Wer Geld hatte, ließ sich malen

Es wurden zahlreiche Leihgaben all der Maler zusammenzutragen, die tätig waren, als Rembrandt 1631 nach Amsterdam zog, um Karriere zu machen. Der Kurator Jochen Sander zeichnet ihre verästelten Einflüsse und Konkurrenzen nach. Wer lief wem wann den Rang ab?

Amsterdam erlebte seinerzeit eine wahre Blüte, die Bevölkerung wuchs rasch auf 200 000 Einwohner an. Der Arbeitsmarkt florierte, und man handelte mit Luxusgütern aus aller Welt. Und weil die vielen Menschen, die zu Geld gekommen waren, sich malen lassen wollten, konnte man für die Ausstellung aus dem Vollen schöpfen und zeigt vielerlei Bildnisse und Gruppenporträts, mit denen die Reichen dokumentieren wollten, dass sie sich auch ehrenamtlich engagierten. Die Damen halfen im Frauenzuchthaus aus, die Männer bei der freiwilligen Bürgerwehr. Und die Künstler malten die passenden Bilder dazu.

Bilder in voller Montur sind teurer

So richtig interessant ist es nicht zu erfahren, welche Herrschaften nicht bei Rembrandt bestellten, so, wie auch viele Einzelaspekte die Schau unübersichtlich machen. Markanter sind da die „Optionen der Selbstdarstellung“. Der Preis der Porträts hing davon ab, ob nur der Kopf oder der Körper gemalt werden sollte. Rembrandt schnappte den Kollegen manchen Auftrag weg, weil er die Porträtierten lebendiger darstellte. Aber auch er wurde schon bald entthront von Govert Flinck, dessen helleren Farben die Generation ab den 1640er Jahren plötzlich schicker fand.

Man könnte so anregende Rembrandt-Ausstellungen machen

Steht man nun vor einem von Rembrandts Hauptwerken, dem „Ganymed“, der entführt wurde von Jupiter in Gestalt eines Adlers, dann ahnt man, wie lustvoll eine Rembrandt-Schau sein kann – ob sie sich seinen opulenten Kostümen widmet oder den theatralischen Inszenierungen und nicht nur einzelnen Aspekten, die bestenfalls die Forschung interessieren. Manchmal lohnt es sich, nicht nur zu vergleichen, sondern einzelne Werke auch genauer anzuschauen. So kann man beim „Ganymed“ entdecken, dass der kleine, pummelige und greinende Kerl vor Schreck vom Himmel pieselt.

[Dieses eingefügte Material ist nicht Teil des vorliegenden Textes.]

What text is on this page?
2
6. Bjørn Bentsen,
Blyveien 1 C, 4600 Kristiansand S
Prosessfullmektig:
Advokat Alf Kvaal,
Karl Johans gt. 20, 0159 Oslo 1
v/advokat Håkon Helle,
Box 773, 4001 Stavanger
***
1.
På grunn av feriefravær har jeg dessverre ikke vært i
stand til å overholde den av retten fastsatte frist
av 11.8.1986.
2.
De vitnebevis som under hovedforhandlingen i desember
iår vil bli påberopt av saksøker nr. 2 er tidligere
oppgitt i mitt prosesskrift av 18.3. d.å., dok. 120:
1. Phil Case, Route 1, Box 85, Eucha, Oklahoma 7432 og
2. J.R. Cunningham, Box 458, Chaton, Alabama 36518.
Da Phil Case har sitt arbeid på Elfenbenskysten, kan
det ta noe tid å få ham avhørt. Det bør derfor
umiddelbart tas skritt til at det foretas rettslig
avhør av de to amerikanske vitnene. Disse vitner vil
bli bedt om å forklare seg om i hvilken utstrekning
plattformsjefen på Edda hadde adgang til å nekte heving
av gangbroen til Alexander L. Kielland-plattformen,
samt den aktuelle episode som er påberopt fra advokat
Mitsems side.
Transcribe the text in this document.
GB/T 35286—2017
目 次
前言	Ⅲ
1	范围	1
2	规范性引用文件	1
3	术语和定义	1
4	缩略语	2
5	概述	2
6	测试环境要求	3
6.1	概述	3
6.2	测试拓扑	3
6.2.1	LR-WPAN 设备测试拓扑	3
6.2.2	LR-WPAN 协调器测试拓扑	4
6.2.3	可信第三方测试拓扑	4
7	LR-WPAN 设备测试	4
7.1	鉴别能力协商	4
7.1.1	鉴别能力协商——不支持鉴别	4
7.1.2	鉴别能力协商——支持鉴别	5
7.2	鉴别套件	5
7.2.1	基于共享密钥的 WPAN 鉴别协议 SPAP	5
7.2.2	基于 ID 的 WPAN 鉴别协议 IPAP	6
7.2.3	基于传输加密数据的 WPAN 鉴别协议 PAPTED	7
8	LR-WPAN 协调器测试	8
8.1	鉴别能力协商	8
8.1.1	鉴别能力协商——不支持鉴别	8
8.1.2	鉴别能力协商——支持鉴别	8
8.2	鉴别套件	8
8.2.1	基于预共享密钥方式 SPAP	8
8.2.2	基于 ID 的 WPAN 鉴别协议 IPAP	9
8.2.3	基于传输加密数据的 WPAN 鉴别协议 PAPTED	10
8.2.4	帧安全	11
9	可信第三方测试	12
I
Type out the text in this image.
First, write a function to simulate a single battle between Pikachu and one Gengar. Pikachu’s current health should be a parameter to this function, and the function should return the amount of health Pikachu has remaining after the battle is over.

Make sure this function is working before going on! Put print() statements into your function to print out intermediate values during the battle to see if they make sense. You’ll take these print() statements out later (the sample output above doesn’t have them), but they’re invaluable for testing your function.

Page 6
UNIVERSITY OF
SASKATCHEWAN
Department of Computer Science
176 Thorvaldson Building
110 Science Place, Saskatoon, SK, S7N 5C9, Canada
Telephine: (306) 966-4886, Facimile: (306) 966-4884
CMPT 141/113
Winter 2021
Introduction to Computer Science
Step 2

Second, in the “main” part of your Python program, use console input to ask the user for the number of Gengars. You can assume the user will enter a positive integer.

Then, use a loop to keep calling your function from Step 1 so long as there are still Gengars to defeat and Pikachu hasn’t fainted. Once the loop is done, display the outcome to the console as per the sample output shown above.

Was Rembrandt so besonders macht

Großes Theater
Eigentlich war er ein Regisseur: Rembrandt hat seine Szenen dramatisch zugespitzt wie Hollywoodkino. Bei der „Blendung Simsons“ strampelt der arme Mann herzerweichend. Rembrandt nutzte auch raffiniert Licht und Dunkel. Wenn seine Figuren mitunter wie aus dem Nichts ins Helle treten, ist das wie der Anfang eines Films.

Ausstellung
bis 30. Januar, geöffnet von Dienstag bis Sonntag von 10 bis 18 Uhr, donnerstags bis 21 Uhr. Derzeit können Zeitfenster bis Ende November online gebucht werden unter shop.staedelmuseum.de.